CIA BLUNDERS EXPOSED BY NYTIMES REPORTER

I don't know if these stories from NYTimes reporter James Risen's new book, State of War: The Secret History of the CIA and the Bush Administration, are accurate, but they sure sound like the kinds of schemes the idiots devoted to the Bush administration would dream up.

And Bush gave George Tenet the Presidential Medal of Freedom WHY? Oh yes, for the same reason Tommy Franks and Paul Bremer got it. Because he did such a great job directing the analysis of CIA pre-Iraq War intelligence. And Franks led the capture of Bin Laden. And Bremer was such an effective governor of Iraq post-invasion.

U.S. officials have long maintained that Iran's rulers want to develop nuclear weapons, but Tehran has insisted that it seeks to develop only a civilian nuclear energy program. Whatever the case, the CIA was desperate to counter what it believed was a clandestine nuclear program, and turned to a Russian defector who had once been a nuclear scientist in the former Soviet republics, according to the book.

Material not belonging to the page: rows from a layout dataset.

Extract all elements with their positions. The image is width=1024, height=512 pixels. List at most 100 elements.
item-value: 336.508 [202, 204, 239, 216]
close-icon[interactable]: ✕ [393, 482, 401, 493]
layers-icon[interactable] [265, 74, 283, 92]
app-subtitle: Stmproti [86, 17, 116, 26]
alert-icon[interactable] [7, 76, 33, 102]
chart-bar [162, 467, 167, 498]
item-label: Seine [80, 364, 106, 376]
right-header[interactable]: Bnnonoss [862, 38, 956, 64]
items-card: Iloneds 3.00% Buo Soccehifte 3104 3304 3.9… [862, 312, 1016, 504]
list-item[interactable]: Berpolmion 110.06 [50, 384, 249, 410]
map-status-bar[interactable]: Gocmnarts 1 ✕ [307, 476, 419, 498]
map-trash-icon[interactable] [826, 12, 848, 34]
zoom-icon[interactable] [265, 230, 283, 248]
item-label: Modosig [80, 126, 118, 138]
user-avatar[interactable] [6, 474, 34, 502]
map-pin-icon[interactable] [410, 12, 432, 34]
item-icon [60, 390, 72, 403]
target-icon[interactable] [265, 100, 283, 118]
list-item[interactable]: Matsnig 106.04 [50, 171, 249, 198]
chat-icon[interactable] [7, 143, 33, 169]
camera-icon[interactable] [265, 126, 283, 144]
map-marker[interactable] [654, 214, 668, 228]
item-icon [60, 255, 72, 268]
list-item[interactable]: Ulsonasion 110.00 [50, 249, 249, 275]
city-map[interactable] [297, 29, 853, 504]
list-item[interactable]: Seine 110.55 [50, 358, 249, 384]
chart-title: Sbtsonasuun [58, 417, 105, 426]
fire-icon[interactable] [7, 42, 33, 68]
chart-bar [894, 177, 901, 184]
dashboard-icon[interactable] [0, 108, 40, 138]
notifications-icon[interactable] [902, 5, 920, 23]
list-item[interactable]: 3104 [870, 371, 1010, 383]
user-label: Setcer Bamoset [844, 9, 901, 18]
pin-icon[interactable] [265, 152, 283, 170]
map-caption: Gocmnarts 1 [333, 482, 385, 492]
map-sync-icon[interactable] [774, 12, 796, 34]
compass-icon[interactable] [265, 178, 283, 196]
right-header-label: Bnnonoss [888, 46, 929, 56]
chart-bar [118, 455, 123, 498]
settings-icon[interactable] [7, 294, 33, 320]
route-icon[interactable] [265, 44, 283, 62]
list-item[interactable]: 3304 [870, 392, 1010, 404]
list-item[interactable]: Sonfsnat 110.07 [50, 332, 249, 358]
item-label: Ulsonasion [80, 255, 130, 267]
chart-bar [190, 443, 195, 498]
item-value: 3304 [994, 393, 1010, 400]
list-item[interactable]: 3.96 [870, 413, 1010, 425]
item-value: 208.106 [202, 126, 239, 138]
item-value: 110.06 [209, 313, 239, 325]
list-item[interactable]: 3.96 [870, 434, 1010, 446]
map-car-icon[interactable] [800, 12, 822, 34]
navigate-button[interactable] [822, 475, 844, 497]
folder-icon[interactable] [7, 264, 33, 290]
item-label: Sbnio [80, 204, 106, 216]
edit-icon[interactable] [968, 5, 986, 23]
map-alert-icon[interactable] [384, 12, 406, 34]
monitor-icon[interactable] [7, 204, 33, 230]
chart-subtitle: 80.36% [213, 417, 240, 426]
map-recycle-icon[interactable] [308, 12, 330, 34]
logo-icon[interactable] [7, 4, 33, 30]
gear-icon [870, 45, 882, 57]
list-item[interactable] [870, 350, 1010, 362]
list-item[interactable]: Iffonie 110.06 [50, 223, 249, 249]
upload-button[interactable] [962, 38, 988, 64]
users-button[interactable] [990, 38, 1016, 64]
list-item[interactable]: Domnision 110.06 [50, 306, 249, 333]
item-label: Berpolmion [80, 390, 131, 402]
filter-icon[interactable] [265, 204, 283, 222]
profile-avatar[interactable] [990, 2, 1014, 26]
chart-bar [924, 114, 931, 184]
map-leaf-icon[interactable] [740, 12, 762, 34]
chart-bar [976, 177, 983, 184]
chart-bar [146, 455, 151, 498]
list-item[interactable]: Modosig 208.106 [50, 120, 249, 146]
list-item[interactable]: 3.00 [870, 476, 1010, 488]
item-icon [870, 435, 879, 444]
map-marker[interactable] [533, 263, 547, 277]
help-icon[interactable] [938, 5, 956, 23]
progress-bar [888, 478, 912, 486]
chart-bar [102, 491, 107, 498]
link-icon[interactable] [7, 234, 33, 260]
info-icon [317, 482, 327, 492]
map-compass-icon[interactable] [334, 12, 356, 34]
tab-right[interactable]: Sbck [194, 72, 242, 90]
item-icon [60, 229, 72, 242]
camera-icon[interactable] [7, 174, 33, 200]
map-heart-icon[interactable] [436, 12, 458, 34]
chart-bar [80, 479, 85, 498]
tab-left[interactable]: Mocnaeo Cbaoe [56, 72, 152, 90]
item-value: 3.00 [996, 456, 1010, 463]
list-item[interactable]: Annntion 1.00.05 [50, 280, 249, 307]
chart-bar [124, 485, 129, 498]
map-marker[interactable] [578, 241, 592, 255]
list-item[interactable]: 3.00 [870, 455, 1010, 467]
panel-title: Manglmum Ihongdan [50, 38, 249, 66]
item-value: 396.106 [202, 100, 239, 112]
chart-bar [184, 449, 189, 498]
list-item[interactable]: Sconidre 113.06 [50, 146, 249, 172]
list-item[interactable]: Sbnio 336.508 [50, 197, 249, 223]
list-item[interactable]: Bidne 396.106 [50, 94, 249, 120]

The book says the CIA worked with the U.S.-based defector to concoct a story about how he was destitute, but in possession of valuable nuclear weapons blueprints that had been secreted out of Russia.

CIA officials had concerns about the man's temperament, Risen says, but sent the defector and the blueprints to Vienna anyway, with orders to hand-deliver them to someone at Tehran's diplomatic mission to the International Atomic Energy Agency, or IAEA, the U.N. nuclear watchdog.

His CIA handlers never imagined that the Russian defector would tip off the Iranians to the fatal flaw that they had hidden deep within the blueprints. But that, the book adds, is exactly what the Russian did, in part because the CIA failed to send anybody to accompany him out of fear that it might make the Iranians suspicious.

The book does not say whether Iran used the plans, but reports that a senior Iranian official visiting Vienna appears to have taken them immediately to Tehran after the defector dropped them off.

"He [the Russian] was the front man for what may have been one of the most reckless operations in the modern history of the CIA, one that may have helped put nuclear weapons in the hands of a charter member of what President George W. Bush has called the axis of evil," the book contends.

Two nuclear weapons experts who say that they have no knowledge about whether the covert effort described in the book occurred added that a deliberate flaw in the plans could have been easily found by the Iranians.
...
According to the book, the CIA effort to sabotage Iran's nuclear effort came on the heels of another massive intelligence failure, in which a CIA officer mistakenly sent an Iranian agent a trove of information that could help identify nearly every one of the spy agency's undercover operatives in Iran.

The Iranian was a double agent who turned over the data to Iranian authorities. They used it to dismantle the CIA's spy network inside the country and arrest or possibly kill an unknown number of U.S. agents, the book says.